I have a handful of friends who seem to have stopped like I did for the first 55 days, but they didn't give themselves the option of having "just one night" more. They just quit and were done. I have some friends who did that with quitting smoking also, but have other friends who like myself just keep starting and stopping and starting and stopping.

I think the key is once you stop, stay stopped. Simple? I don't know. Church seems like a good alternative if you are of the religious type.

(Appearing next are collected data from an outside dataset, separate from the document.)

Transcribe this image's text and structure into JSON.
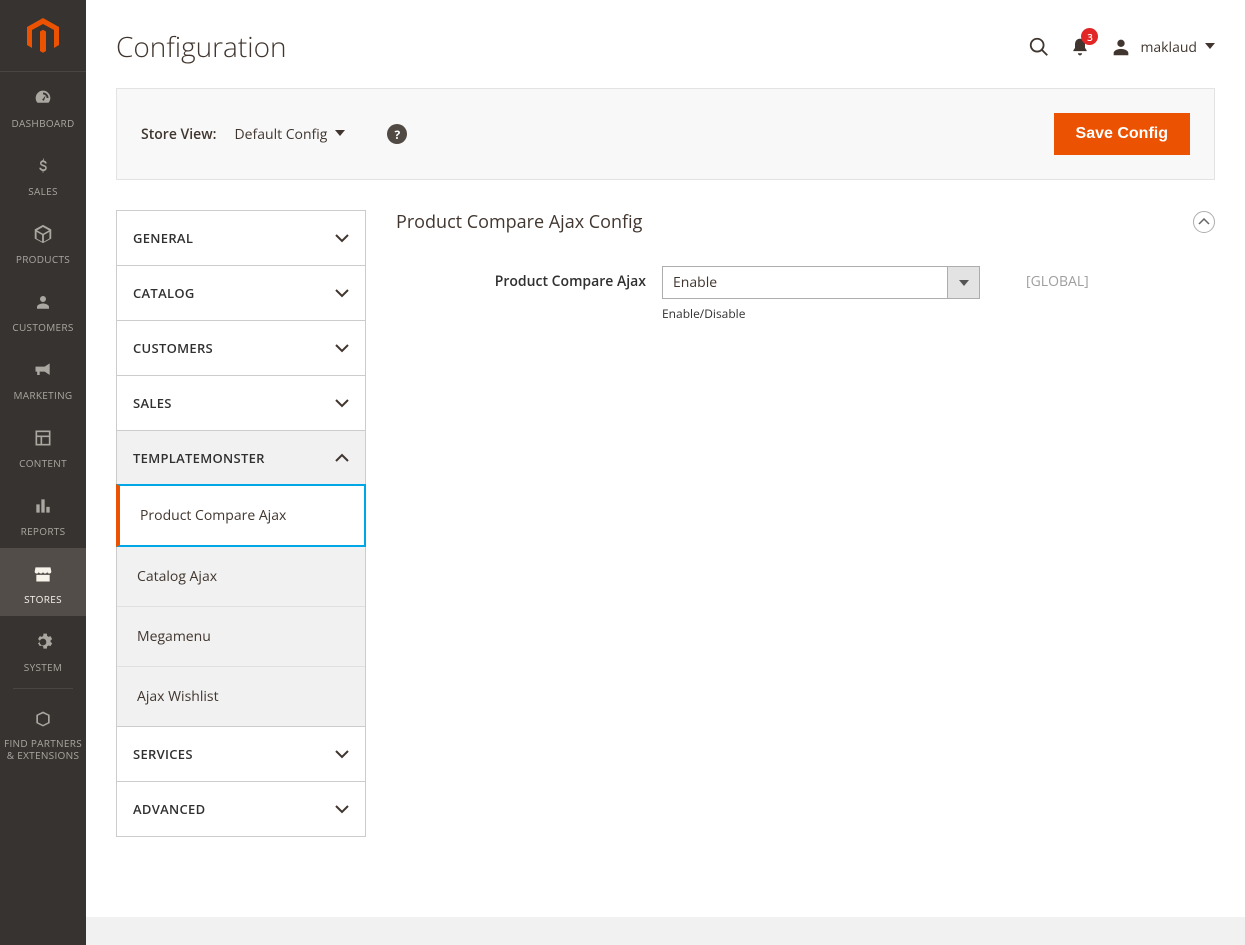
{
  "page": {
    "title": "Configuration"
  },
  "header": {
    "notification_count": "3",
    "user_name": "maklaud"
  },
  "toolbar": {
    "store_view_label": "Store View:",
    "store_view_value": "Default Config",
    "save_label": "Save Config"
  },
  "nav": {
    "dashboard": "DASHBOARD",
    "sales": "SALES",
    "products": "PRODUCTS",
    "customers": "CUSTOMERS",
    "marketing": "MARKETING",
    "content": "CONTENT",
    "reports": "REPORTS",
    "stores": "STORES",
    "system": "SYSTEM",
    "partners": "FIND PARTNERS & EXTENSIONS"
  },
  "config_sections": {
    "general": "GENERAL",
    "catalog": "CATALOG",
    "customers": "CUSTOMERS",
    "sales": "SALES",
    "templatemonster": "TEMPLATEMONSTER",
    "services": "SERVICES",
    "advanced": "ADVANCED"
  },
  "tm_subitems": {
    "product_compare_ajax": "Product Compare Ajax",
    "catalog_ajax": "Catalog Ajax",
    "megamenu": "Megamenu",
    "ajax_wishlist": "Ajax Wishlist"
  },
  "panel": {
    "title": "Product Compare Ajax Config",
    "field_label": "Product Compare Ajax",
    "field_value": "Enable",
    "field_note": "Enable/Disable",
    "field_scope": "[GLOBAL]"
  }
}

You could also just try the 12 steps without meetings... ?

Good luck.
stickywick
stickywick

Tara I did exactly that. I did it for a few years, two times, and 93 days the longest time before going to AA. Each time I thought I was "cured" (like someone else here mentioned) so I had a drink. And WHAM I was back into the vicious cycle, each time faster and worse than the time previously. In the end I was drinking almost a bottle of wine, almost every night. Sometimes a bit more. I had horrible hangovers, I felt dizzy, sick, and I was just beat. AA has been a huge positive in my life and continues to be on a daily basis. I'm grateful.
nickyj18022002
nickyj18022002

Just to emphasise that AA does not have some fancy solution - the answer that it focuses on is a spiritual awakening. AA does not claim any monopoly on being able to bring about a spiritual awakening - it just says that the steps have proved to be a reliable way that works well for alcoholics in particular. If someone can have a spiritual awakening and stay happily and productively sober some other way then who would have a problem with that!

In fact who would have a problem with anyone staying happily and productively sober in any way whatsoever that works for them. What is sad to see though is people who can only stay sober for periods at a time but get no real freedom or people that are not drinking but who are continually struggling to stay away from alcohol or who are unable to find any peace and serenity - there is so much more to be had .

There are lots and lots of different ways to stay sober and advocates and detractors for all of them. I would give three pieces of advice. The first is get as much understanding of the problem you have as you can. Different solutions work for different problems. For example, I found out pretty early on that relying on trying to think differently or ignore certain aspects of my thinking didnt help me to stay sober. When I understood more about my problem I understood why. But my problem is not necessarily your problem. The second is that if you choose a method to try do everything that that method suggests before you decide it doesnt work eg no point in going to AA and not doing the 12 steps which are the suggested recovery program. Thirdly, dont do something or not do it because of my opinion, try it for yourself.
deleted_user
deleted_user

I had to change my way of life completely. This is hard to do alone-and many use AA and other types of support to help maintain. Are you interested in a group type of support network? I do not think that everyone needs AA to get and stay sober, but I do think it is harder when there is no support network to lean on.